Former IAS officer Shah Faesal, who quit the service recently, shared his future plans, saying he would not join any mainstream political parties “as of now”, or the separatist Hurriyat Conference, but would be happy to contest the upcoming parliamentary elections.
The 2010-batch officer said he was deeply inspired by the style of politics of Pakistan Prime Minister Imran Khan and Delhi Chief Minister Arvind Kejriwal, but the “situation” in Jammu and Kashmir would not allow him to pursue politics in their style.
“As of now, I do not have any plans to join any existing mainstream political party. I plan to go to the field, listen to the ground, to the youngsters and important stakeholders and then take a decision,” he told reporters here.
“I am deeply inspired by Imran Khan and Arvind Kejriwal. But, we know we are operating in a conflict zone and it is not very easy for us to work in that space, a space which has lost legitimacy in the last few years.
“I wish if the youngsters of the state give me that kind of opportunity, I will be happy to do a retake of Imran Khan and Kejriwal,” Faesal added.
He said he would be holding consultations with all stakeholders, including political parties, before taking the next step. “In Kashmir, we need to come together. We are in a crisis situation. It is not the time to do politics on the graves of the people.”
Asked if he would be contesting the elections, Faesal said, “I will be happy to contest the upcoming elections. In fact, I believe parliament and legislature are an important space and we need well-meaning and right people there.”
He said in recent years, due to the “delegitimising” of electoral politics because of the way it has been conducted, youth are not attracted to it. “We need to change that. I wish to use Parliament for engagement, for bringing solutions to our problems.”
On a question about the possibility of him joining the Hurriyat, Faesal said he would not do so as he cannot put to use his expertise in that forum.
“I am a man from the system and I have experience and my specialisation is in governance… I will be happy to do something in the institutions where I can use my experience as an administrator. I wish I could do that elsewhere as well, but because the Hurriyat does not give me that kind of opportunity, very rightly because Hurriyat does not believe in electoral politics. So, I think at this moment I may not be able to do that,” he said.
However, he said it was wrong to assume the Hurriyat has no role in achieving resolution of the Kashmir problem. He also said phrases such as ‘azaadi’, right to self-determination and plebiscite should not be seen as taboo words in mainstream politics.

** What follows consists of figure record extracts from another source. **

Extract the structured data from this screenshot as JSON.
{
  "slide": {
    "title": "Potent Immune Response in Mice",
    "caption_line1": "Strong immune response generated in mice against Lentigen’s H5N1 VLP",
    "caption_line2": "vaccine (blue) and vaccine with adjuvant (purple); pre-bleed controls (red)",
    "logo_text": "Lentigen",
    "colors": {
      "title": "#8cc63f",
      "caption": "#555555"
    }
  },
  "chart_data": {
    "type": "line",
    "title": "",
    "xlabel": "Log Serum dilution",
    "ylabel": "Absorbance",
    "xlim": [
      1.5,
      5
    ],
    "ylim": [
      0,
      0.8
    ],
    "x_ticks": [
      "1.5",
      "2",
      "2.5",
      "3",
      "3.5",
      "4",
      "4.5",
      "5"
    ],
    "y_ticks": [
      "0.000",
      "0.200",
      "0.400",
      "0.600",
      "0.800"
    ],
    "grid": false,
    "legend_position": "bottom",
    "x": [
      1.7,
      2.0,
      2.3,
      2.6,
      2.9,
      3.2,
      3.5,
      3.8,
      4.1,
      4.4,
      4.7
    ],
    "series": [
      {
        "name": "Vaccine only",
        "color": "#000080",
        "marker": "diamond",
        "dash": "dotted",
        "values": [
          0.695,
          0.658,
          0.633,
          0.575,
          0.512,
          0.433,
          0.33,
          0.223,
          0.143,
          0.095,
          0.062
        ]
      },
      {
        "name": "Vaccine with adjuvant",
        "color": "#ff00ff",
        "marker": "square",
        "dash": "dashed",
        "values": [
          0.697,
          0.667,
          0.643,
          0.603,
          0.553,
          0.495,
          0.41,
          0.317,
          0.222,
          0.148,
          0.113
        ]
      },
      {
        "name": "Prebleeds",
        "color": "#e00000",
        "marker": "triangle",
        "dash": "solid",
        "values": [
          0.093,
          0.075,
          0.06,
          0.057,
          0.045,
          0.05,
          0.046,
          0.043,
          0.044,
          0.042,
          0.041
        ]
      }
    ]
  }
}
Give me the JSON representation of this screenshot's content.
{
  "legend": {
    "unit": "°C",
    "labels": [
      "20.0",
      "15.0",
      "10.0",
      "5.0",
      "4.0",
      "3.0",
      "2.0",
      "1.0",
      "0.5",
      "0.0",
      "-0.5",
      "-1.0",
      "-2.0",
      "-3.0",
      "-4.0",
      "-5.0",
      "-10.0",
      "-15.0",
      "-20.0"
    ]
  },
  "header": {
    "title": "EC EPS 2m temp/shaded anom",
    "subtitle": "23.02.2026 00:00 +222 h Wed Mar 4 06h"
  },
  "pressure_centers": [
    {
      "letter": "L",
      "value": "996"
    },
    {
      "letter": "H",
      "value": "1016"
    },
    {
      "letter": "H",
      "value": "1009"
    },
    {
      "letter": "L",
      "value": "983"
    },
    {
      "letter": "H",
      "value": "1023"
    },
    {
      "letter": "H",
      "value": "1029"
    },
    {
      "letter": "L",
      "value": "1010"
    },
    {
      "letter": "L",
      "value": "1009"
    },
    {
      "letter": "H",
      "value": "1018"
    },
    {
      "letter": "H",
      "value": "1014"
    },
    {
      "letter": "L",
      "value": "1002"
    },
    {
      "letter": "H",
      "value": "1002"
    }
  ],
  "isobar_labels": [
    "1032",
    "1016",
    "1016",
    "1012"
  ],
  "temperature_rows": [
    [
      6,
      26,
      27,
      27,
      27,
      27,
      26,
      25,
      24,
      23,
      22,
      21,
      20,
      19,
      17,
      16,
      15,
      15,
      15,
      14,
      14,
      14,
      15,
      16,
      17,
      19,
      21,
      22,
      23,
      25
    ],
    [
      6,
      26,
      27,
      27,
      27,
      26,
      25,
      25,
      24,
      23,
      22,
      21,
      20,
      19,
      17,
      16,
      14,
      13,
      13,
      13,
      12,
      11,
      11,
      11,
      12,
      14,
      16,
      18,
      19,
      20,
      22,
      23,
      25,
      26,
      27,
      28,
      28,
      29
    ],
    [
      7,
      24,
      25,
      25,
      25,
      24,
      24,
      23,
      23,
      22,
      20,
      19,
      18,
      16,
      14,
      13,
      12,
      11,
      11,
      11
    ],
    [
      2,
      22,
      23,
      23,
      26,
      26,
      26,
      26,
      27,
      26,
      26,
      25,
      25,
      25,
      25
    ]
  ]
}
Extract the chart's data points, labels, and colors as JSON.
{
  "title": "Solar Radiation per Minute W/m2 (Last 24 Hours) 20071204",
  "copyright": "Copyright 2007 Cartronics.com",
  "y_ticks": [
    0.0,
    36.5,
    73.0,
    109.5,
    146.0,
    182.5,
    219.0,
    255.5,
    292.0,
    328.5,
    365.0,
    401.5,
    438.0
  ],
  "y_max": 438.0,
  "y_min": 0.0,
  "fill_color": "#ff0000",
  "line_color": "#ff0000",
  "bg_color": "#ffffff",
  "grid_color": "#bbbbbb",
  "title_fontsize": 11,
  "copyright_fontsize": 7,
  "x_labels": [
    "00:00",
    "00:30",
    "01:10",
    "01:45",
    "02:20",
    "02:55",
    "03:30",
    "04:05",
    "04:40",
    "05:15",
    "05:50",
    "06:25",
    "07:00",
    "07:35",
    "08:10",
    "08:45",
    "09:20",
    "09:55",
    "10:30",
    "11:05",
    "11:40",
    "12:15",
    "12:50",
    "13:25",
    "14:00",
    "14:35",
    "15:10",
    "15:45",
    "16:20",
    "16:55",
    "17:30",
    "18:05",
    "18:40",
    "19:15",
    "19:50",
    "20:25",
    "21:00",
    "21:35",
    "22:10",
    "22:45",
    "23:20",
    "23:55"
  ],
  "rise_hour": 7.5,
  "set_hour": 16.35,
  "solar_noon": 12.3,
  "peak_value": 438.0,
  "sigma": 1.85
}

“We have this political discourse and there are certain taboo words … we should not talk about azaadi, we should not talk about plebiscite… all these, which are not actually taboo words.”
“Let mainstream politics actually open its eyes to that vocabulary and re-imagine,” he said.
“We have got politicians to deal with municipal problems and military to deal with political problem. I think that is a problem itself. We need to open the space for the politicians and leave other things to those who need to be doing it,” he added.
In response to a question about the timing of his resignation, Faesal said he did it at the right time. “Resignation is a weapon which can be used only once and I think I have used it at the right time.”
Faesal said his new initiative of peace-building should not be seen as an alternative to the existing parties, but an addition.
He said his resignation from the IAS has nothing to do with the factors within the service, but factors external to it and the environment in which he was working there.
“The service has given me an opportunity to understand the development problems of the state and serve the people at the grassroots level. I will always be a proud ex-member of the service,” he said.
He said that over the last few years, in the state and the rest of the country, there have been circumstances that made him realise that this is the time to speak up.
“By the resignation, I am putting across a small act of defiance to remind the Central Government of its responsibilities towards the people of JK. I am resigning to protest the lack of political initiative to assuage the hurt feelings of the people of Kashmir.”
Faesal said in recent years, there have been serious attacks on the special status of Jammu and Kashmir.
“The constitutional arrangement which exists between the state of Jammu and Kashmir and the Union of India under Articles 370 and 35-A have been constantly invoked for electoral gains”.
He also accused the Centre of failure to facilitate the homecoming of Kashmiri Pandits, “an important element of our diverse culture”.
Faesal also spoke about “lack” of initiative for bringing peace to border residents, especially in Jammu, R S Pura, Poonch and Rajouri.
He said the rise of “lynch mob nationalism” in the last few years has led to the extreme marginalisation of minorities — both political and religious — in the country.
“The other thing that has led to me being disgruntled is the curbs placed on the free speech of individuals in the country and the culture of hate and intolerance used to win elections.”
Faesal said due to the service conduct rules, it would not have been possible for him to speak out. “Today I’m feeling extremely relieved. I’m free now.”